The strange dynamics of faculty merit pay

In many US universities, faculty performance is rewarded with merit bonuses or increases, the initial idea being to prevent other universities from poaching the best performers. But seeing how this is approached in a very heterogeneous way across institutions, one sometimes wonders whether the merit process is done optimally.

Finn Christensen, James Manley and Louise Laurence had access to much relevant data in a large public university. There, merit pay is distributed in each department by a committee of tenure faculty. The outcome is that about two thirds of all faculty reach the highest merit scale, three fourths among tenured faculty. Now this outcome could be justifiable with additional data, which the authors have for a particular college in this university in the form of various output measures that should matter for evaluation. It turns out that untenured faculty is as productive, but still gets less merit pay. Even worse, it appears that the output measures explain about 10% of the variation in merit.
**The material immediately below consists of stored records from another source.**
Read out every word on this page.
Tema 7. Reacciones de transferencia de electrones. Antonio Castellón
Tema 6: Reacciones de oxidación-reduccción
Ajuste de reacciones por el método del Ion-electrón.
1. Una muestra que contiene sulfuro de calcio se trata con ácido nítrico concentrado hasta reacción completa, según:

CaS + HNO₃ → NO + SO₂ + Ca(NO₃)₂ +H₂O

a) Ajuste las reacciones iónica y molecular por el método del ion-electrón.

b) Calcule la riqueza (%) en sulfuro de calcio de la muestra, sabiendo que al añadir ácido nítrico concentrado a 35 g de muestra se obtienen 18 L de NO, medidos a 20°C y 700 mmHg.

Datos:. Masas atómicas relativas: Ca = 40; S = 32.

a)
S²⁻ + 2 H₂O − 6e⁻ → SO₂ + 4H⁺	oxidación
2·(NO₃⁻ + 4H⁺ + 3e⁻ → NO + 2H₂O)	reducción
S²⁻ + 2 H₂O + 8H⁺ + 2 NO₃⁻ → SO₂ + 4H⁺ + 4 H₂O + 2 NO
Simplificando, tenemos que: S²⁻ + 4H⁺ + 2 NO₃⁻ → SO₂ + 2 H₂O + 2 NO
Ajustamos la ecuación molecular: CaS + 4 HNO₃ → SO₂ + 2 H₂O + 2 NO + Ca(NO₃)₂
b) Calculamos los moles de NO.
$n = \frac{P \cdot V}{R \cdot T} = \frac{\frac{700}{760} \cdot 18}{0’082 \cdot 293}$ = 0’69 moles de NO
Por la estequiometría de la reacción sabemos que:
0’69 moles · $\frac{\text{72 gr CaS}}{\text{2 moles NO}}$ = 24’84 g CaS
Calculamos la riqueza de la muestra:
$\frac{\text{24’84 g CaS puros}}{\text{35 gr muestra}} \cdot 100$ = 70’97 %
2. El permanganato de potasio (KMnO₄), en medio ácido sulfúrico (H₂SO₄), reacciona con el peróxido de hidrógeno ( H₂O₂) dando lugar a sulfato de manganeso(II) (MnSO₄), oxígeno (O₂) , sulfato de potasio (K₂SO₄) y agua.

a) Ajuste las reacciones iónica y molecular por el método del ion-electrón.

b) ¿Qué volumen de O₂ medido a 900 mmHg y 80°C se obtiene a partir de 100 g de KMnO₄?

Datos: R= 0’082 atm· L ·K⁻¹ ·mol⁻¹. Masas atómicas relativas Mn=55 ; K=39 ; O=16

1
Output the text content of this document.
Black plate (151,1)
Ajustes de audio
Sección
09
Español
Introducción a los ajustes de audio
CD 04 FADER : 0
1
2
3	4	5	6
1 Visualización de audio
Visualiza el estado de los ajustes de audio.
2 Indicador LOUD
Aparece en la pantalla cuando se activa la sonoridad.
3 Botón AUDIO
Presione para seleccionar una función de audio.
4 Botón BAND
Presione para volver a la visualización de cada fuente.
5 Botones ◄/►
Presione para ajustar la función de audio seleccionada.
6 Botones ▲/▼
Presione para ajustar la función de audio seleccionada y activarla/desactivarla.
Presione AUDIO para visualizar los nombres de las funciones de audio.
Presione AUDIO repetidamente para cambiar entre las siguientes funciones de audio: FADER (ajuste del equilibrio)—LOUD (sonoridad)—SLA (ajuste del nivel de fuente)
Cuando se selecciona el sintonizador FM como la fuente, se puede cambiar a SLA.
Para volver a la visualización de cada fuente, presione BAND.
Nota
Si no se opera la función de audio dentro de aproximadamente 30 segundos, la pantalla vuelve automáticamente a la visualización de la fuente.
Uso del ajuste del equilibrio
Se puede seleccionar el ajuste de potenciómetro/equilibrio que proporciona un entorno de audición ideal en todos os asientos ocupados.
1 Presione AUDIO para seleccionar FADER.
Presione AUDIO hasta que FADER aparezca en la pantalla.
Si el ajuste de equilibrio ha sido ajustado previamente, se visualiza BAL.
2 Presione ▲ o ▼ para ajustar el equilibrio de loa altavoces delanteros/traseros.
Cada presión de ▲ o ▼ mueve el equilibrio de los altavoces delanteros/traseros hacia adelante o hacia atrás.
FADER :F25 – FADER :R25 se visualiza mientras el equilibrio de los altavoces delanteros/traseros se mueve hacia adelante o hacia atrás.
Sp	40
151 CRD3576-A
What is going on? Christensen, Manley and Laurence show theoretically that given the institutional structure, one should not be surprised by these results. I can believe that, and this is probably compounded by compression: as new faculty commands higher pay than old, the old compensate with higher merit. The authors find little evidence of this. Internal politics also certainly play a role, as you want to avoid offending someone who may be determining your merit later. But what is clear is that there is, at least at this place, very little transparency in merit attribution.

2 comments:

Kansan said...

In my department, the chair does all the merit based on vague criteria set by the department. I have found merit outcomes rather puzzling at times, but as I have not been on the losing end, I am not complaining.

James said...

Thanks for posting our research! Education is notoriously difficult to evaluate- lately the trend has been to see how much teachers improve children's test scores, but hopefully we want educators to do more than just teach to some test. In college, often it's student evaluations that are used, but there are many ways to get students to say they like a teacher! To motivate teachers, institutions like the one we studied impose merit pay. Far too often that ends up captured, a political prisoner that functions only to force teachers to cozy up to their supervisors. Until a better index is created for evaluating teachers, there can be no functioning market, which you and I know is how we get to an efficient outcome! Again, thanks for calling attention to our research.